И тогда на повозке отзывается недоверчивый женский голос:
— Видно, здорово тюкнуло? Может, и контузия, а?
Эта ничем не прикрытая ирония выбивает из меня остатки квелого моего самообладания.
— Какая контузия?! Пошли вы к черту! Танки! Понимаете, немецкие танки! В кукурузе!
На подводе зашевелились, кто-то, опершись на плечо ездового, соскакивает на снег. Оказывается, это девушка в полушубке и шапке. Но она мне незнакома, видно, подвода не нашего, а какого-либо другого полка.
— А ну покажи голову!
— Да не голова! Ты вот ногу перевяжи. В ногу ранило! — кричу я, теряя терпение от этой нелепой ее невозмутимости.
— Ногу?
— Да! Ногу! Не веришь?
Я опускаюсь на снег и, чтобы не завыть от боли, сжав зубы, стаскиваю с раненой ноги сапог. Там мокро, и я опрокидываю его голенищем вниз — на снегу появляется темное пятно крови.

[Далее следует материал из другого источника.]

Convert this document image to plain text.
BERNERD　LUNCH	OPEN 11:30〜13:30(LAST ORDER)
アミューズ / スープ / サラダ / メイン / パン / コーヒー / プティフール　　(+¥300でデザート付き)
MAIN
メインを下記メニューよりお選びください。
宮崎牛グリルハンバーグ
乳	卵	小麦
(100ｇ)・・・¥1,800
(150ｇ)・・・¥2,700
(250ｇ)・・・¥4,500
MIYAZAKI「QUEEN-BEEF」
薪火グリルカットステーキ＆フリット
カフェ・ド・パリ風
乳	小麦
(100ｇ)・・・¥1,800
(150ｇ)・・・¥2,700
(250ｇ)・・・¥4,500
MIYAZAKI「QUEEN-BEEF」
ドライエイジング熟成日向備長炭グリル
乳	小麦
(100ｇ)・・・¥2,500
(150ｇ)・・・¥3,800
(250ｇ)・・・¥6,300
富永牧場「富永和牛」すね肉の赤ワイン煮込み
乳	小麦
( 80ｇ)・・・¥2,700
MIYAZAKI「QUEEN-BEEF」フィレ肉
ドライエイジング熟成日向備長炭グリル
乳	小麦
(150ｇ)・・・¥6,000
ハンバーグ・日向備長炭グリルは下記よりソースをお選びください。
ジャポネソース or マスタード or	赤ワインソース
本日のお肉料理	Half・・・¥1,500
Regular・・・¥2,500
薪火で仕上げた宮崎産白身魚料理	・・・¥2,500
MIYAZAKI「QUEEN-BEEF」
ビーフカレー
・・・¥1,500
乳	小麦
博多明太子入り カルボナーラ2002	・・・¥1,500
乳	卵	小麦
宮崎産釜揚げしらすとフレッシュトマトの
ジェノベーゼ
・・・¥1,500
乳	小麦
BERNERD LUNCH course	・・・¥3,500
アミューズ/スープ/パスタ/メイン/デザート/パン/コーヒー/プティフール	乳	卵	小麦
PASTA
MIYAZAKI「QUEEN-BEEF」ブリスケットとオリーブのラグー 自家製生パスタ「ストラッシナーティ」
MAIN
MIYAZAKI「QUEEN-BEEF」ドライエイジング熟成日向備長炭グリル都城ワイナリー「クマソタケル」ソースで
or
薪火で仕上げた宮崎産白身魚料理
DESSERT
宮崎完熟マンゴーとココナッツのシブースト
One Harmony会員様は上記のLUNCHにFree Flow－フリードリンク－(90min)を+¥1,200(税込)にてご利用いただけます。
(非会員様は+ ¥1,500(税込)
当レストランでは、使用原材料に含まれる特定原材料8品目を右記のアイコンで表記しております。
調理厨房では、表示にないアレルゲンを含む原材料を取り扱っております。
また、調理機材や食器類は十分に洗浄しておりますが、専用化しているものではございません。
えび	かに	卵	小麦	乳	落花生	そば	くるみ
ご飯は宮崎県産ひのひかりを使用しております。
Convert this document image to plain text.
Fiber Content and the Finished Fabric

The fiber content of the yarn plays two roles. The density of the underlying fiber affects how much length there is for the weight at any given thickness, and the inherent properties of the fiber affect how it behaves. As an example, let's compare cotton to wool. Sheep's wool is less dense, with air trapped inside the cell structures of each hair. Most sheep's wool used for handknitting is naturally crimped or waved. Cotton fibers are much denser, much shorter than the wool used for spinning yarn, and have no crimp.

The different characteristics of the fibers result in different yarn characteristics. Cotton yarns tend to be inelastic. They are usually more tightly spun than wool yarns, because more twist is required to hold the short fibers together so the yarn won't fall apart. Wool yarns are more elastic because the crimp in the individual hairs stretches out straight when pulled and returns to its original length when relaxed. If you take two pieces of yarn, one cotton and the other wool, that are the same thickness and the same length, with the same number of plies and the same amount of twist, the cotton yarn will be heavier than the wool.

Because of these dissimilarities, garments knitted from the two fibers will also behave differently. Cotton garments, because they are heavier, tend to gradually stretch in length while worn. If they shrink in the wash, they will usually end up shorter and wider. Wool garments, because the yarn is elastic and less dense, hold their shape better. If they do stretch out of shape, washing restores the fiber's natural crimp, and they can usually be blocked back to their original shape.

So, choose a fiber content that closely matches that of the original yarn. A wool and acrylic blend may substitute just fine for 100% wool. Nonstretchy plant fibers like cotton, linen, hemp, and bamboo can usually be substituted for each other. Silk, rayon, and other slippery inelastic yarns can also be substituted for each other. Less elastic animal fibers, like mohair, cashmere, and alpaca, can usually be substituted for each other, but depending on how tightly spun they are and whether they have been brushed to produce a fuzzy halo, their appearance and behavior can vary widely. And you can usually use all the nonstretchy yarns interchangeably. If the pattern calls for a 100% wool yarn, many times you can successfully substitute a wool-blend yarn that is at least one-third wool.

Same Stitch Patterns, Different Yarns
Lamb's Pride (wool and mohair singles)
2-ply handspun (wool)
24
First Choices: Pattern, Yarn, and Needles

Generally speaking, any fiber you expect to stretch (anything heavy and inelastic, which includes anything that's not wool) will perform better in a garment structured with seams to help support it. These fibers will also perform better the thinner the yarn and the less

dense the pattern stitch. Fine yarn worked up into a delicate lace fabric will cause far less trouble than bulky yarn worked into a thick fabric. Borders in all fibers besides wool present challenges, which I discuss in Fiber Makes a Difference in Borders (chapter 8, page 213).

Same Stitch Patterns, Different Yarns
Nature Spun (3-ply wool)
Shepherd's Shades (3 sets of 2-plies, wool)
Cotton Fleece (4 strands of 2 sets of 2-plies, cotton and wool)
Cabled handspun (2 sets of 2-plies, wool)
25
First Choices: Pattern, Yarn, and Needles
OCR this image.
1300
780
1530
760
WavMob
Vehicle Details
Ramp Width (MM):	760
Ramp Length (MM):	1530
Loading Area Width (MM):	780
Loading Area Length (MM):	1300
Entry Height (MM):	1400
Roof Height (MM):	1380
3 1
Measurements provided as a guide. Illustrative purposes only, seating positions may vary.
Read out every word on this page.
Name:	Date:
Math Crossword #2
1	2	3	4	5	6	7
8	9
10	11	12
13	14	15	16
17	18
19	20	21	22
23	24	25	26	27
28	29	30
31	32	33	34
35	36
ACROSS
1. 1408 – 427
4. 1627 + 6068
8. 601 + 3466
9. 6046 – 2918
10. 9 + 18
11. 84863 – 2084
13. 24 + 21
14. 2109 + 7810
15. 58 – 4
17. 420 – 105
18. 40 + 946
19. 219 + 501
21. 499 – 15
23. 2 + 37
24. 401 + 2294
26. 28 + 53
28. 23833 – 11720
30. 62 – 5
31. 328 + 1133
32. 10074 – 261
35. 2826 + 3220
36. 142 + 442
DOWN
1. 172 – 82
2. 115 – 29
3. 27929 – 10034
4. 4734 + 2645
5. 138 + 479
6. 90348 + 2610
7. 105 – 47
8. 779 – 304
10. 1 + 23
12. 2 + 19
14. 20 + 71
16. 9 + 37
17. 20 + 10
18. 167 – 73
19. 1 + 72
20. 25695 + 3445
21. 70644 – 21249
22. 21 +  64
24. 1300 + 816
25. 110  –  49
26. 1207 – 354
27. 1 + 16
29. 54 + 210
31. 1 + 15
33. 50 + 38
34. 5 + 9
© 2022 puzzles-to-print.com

Это убеждает. Девушка вскидывает голову и вдруг настораживается.
— Постой! А тот кто?
— Немец. Не бойся, не укусит: пленный! — раздраженно чуть не кричу я.
Нога дико болит, мокрые пальцы стынут на морозе, я уже готов возненавидеть эту «помощницу смерти» за ее недоверие и медлительность.
— Давай на подводу! — говорит она. Затем уверенно берет меня под руку и прикрикивает на немца: — А ну помоги! Что глядишь, как Гитлер?
Немец понимает и с неловкой деликатностью подхватывает меня под локоть.
— Ладно, идите вы! Я сам…
На одной ноге я допрыгиваю до повозки. Там, оказывается, лежат на соломе еще двое раненых. Один тихо стонет, запрокинув голову, второй, приподнявшись, запавшими глазами на исхудалом лице смотрит на меня.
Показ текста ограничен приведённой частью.